Hi Folks,
Many thanks for your
excellent comments!
First, I will attempt to
summarize the points that were raised in your comments. Then, in
the spirit of the philosopher Karl Popper I will boldly propose a solution to
the question: "How should XML documents be designed?"
Points Raised in your
Comments:
(1) "Design for today's
applications. The future is unknown."
Implication: let your
applications dictate how your XML is designed.
(2) When
designing your XML, ask if your applications:
- operate directly on the
data in an XML document, or
- on the data after
being loaded in a (relational) database?
(3) If the data is
not in a form that is well-suited to processing by your applications then
change the form of the data. From point (2) we must consider two
cases when dealing with changing the form of data:
Case 1: Applications operate directly on the data in an XML
document
Implication: write an XSLT stylesheet to transform the (XML) data
into a form that is well-suited to processing by
applications.
Case 2: Applications operate on the data after the data
has been placed into a (relational) database
Implication: modify the database (tables, primary keys, foreign keys,
etc)
Cost of changing the form of
data: Is it cheaper to change a stylesheet or a (relational)
database?
(4) "What
application uses *that* markup? If there isn't one that *needs* it, today,
then get rid of it."
Implication: keep your XML design simple, free of
nonessential tags.
[Tangential Remark:
There is a philosopher by the name of Karl Popper. One of the things
that he is well-known for is his idea that a key characteristic of science is
that all its hypotheses are testable, and science progresses most quickly when
a hypothesis is submitted to a large audience, who then scrutinizes
(tests) it. Thus, in the spirit of Karl Popper I propose the
following hypothesis.]
Hypothesis - How to Design XML
Documents
I am supremely compelled by
the argument that the future is much too uncertain to bother attempting
to anticipate or design for. Thus I put this down as the first part of
this hypothesis:
Part 1: Design your XML documents so that they are
well-suited for processing by your applications *today*.
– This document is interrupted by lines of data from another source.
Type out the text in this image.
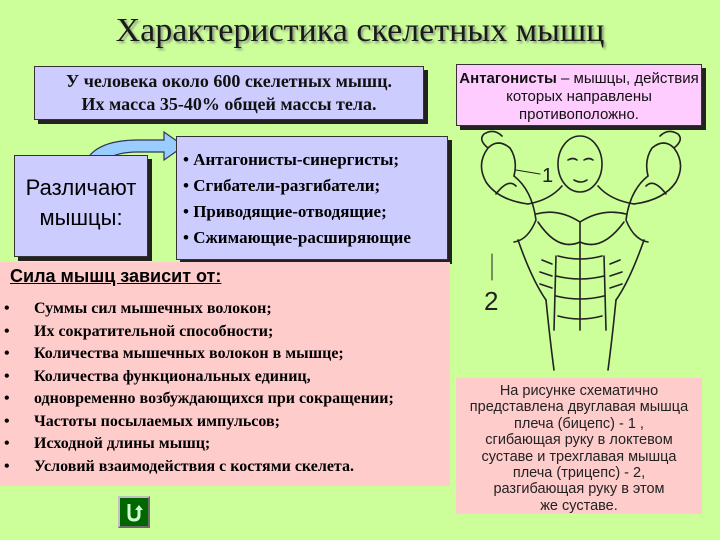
Характеристика скелетных мышц
У человека около 600 скелетных мышц.
Их масса 35-40% общей массы тела.
Антагонисты – мышцы, действия которых направлены противоположно.
Различают
мышцы:
• Антагонисты-синергисты;
• Сгибатели-разгибатели;
• Приводящие-отводящие;
• Сжимающие-расширяющие
Сила мышц зависит от:
• Суммы сил мышечных волокон;
• Их сократительной способности;
• Количества мышечных волокон в мышце;
• Количества функциональных единиц,
• одновременно возбуждающихся при сокращении;
• Частоты посылаемых импульсов;
• Исходной длины мышц;
• Условий взаимодействия с костями скелета.
1
2
На рисунке схематично
представлена двуглавая мышца
плеча (бицепс) - 1 ,
сгибающая руку в локтевом
суставе и трехглавая мышца
плеча (трицепс) - 2,
разгибающая руку в этом
же суставе.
In other words, how your data
is going to be processed tells you how to design your XML.
A large percentage
(majority?) of applications today operate on the data only after it
is placed into a (relational) database. A smaller percentage
(minority?) of applications operate directly on the data in an XML
document. So, as an 80-20 rule I make the second part of this
hypothesis:
Part 2: Design your XML to be flat, with direct mappings from
XML to (relational) database tables.
I am also supremely compelled
by the argument to keep the markup (tags) to a minimum. So here's
the third part of this hypothesis:
Part 3: Eliminate nonessential markup (tags).
Only use tags that are actually used by your applications
*today*.
To recap - when
designing XML:
- be practical;
- be simple;
- don't use unnecessary tags;
-
design your XML to work well with your applications *today*;
-
most likely, "flatter is better".
Comments?
/Roger